La Biblioteca Nacional de la Academia de Ciencias de China ha dejado de actualizar y publicar su escalafón de revistas científicas (*), una herramienta que desde hace veinte años -supuestamente- evalúa el estado de los conocimientos en China, con su parafernalia de métricas cuantitativas.
No es una simple decisión administrativa sino una ruptura que pone en duda el núcleo mismo del sistema posmoderno de legitimación del conocimiento. China deja de imitar a occidente también en el terreno científico. Ha acabado con mitos como el “factor de impacto”, el “índice de Hirsch” y el “número de publicaciones”.
Al mismo tiempo ha acabado con las absurdas normas que juzgan las trayectorias profesionales, las jerarquías institucionales y, sobre todo, el flujo de subvenciones.
El fenómeno no es exclusivo de China, pero allí ha ganado especial intensidad debido a la rápida expansión de su sistema universitario y su ambición de establecerse como una potencia científica mundial.

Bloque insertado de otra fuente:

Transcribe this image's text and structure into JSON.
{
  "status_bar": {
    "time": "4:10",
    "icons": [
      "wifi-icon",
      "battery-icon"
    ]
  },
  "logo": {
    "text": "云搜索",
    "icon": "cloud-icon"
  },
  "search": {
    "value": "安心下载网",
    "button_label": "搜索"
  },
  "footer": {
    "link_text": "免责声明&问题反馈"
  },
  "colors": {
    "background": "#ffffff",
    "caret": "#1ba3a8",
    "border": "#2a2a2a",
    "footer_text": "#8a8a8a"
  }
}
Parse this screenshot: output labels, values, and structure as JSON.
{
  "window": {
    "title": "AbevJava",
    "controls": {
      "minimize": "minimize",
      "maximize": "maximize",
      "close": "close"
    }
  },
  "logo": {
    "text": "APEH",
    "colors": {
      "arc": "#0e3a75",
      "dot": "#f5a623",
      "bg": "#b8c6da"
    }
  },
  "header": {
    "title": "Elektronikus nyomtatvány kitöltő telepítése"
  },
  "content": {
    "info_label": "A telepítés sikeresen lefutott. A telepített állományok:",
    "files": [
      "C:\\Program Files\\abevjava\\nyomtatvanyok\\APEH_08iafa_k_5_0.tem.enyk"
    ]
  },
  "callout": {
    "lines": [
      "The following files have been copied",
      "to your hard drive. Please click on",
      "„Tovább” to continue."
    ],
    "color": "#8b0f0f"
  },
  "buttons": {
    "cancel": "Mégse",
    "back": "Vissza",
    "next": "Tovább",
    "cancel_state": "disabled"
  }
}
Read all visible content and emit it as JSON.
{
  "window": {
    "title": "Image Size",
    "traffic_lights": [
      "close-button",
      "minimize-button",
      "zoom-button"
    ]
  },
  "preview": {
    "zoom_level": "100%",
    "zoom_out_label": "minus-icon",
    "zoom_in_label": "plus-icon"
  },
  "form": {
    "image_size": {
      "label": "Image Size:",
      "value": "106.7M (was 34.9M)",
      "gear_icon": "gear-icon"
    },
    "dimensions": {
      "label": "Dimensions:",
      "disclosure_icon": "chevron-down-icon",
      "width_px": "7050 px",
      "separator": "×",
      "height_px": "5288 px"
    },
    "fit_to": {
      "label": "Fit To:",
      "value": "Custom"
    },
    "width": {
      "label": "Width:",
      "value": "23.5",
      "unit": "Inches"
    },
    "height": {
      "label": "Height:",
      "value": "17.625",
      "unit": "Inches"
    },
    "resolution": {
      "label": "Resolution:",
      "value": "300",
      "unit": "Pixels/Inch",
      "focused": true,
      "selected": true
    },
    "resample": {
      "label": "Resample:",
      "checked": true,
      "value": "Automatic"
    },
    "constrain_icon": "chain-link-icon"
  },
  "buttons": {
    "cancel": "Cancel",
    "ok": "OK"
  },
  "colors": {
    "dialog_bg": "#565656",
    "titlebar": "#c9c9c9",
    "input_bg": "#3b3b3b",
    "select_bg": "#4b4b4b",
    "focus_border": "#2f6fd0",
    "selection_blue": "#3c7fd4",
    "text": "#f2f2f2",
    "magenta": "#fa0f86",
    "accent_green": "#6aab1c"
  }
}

Como casi todo en el mundo moderno, hoy la ciencia no es otra cosa que “visibilidad” y “viralidad”, en lugar de profundidad y originalidad. Si no tienes la pechera llena de medallas, no eres nadie, ni en el ejército ni en la academia. Si no te aplauden, estás acabado. Por eso hay revistas “prestigiosas” y otras “desprestigiadas”.
La evaluación científica en China marcha hacia la contribución real al conocimiento. El cambio es parte de una reforma más amplia destinada a ir más allá de los “cinco criterios principales”, una iniciativa que busca reducir la dependencia de indicadores formales como calificaciones de exámenes, diplomas de instituciones prestigiosas, número de publicaciones y títulos académicos.
La evaluación científica en China se quiere transformar en un proceso que apunta a integrar dimensiones cualitativas previamente marginadas: relevancia social, innovación auténtica e impacto a largo plazo. El desafío es diseñar mecanismos que eviten tanto la arbitrariedad como el control burocrático, sin caer en la trampa de confiar en figuras que, aunque reduccionistas, ofrecían una ilusión de objetividad.
Sin embargo, criticar los indicadores cuantitativos no resuelve automáticamente el problema de reemplazarlos. La decisión china es un intento de reequilibrar la relación entre medición y significado, entre cuantificación y comprensión.
El abandono de las clasificaciones de las revistas científicas, cada vez más corrompidas, como hemos expuesto, marca un punto de inflexión que va más allá de las fronteras chinas. Podría inspirar cambios en otros sistemas académicos. Los indicadores confunden la forma con el fondo, las mediciones cuantitativas con el valor de los contenidos.
No hay nada más patético que el amiguismo en la ciencia posmoderna. Los científicos buscan colegas que los citen en sus artículos científicos, e incluso pagando dinero por ello para que sus publicaciones suban en el escalafón y su currículum mejore.
En última instancia, un país cabecero en materia de ciencia, como China, ha dado un paso muy importante para que nadie confunda las publicaciones científicas con la ciencia misma. A los científicos también deberían interesarles los artículos que no se publican y los motivos por los que no se publican.